Anonymous Coward says:

Meh...

Those letters have become very common here in Germany. If you get one of those then you Google a few mins and find various versions of preprinted letters that you can send back. They give or take all include that you dont pay anything but wont do it again.

I myself got one of those letters saying I downloaded a movie via torrent and they wanted some hundred Euro. I never use torrent so I just wrote back that it wasn’t me and asked in detail how they came to the conclusion that the IP belonged to me at the time and how they found that IP in the first place. Never heard of them again (the way they find IPs is a company secret so they cant tell).
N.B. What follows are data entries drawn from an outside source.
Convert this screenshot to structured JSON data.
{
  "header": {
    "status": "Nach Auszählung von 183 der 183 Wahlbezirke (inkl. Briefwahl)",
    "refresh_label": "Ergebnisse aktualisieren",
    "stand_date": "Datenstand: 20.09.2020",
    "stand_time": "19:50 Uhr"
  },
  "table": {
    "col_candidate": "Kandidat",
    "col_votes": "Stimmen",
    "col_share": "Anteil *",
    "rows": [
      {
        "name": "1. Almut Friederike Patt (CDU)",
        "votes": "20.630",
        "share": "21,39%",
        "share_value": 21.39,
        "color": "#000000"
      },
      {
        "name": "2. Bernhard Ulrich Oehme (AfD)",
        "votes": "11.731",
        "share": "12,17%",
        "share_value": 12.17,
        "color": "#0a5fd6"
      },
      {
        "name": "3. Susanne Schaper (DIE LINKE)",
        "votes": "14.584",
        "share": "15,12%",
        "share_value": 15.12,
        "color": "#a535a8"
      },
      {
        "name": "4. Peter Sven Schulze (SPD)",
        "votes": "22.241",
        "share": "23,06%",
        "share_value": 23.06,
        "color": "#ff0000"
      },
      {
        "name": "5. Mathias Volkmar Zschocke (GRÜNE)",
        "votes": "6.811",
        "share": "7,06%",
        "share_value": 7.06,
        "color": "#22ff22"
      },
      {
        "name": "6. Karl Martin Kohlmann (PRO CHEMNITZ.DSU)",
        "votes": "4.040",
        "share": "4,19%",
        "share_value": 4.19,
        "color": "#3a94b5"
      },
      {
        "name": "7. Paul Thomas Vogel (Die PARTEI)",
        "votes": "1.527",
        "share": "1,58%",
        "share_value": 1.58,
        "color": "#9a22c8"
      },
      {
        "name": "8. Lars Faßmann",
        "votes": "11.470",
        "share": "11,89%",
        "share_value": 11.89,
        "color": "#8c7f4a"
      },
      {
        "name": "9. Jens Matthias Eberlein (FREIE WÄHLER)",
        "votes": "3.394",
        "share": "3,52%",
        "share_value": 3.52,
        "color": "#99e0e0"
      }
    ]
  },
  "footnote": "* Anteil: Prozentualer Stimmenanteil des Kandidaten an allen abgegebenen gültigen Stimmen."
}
On the other hand in one case a law firm(in the name of a copyright holder) sent out letters because people allegedly watched copyrighted pron. That lawyer now lost his license and further legal actions are on the way.

That Anonymous Coward (profile) says:

Isn’t copyright wonderful?
Giving them this unfettered access has totally crushed copyright infringement and lead to a golden age of German film & culture.
Oh wait…

Secret systems given the power to act as judge, jury, debt collector undermine the actual system that is in place.
Allowing them to collect on accusation alone with “evidence” that can not be questioned perverts the laws that are in place.
Perhaps it is time the people point out to their elected officials that they are supposed to correct any flaws in the system rather than just give one side everything they demand.

I have a very good feeling that if the law were adapted to the reality of todays market & consumers rather than a bygone era, they would get content into consumers hands at the time, format & price the consumer wanted. This would end much of the infringement. It is impossible and stupid to think that it can ever be completely stopped and rather wasting more time and law chasing an impossible goal, perhaps removing the rewards that allow them to ignore consumer demands might make them deal with today not 150 years ago.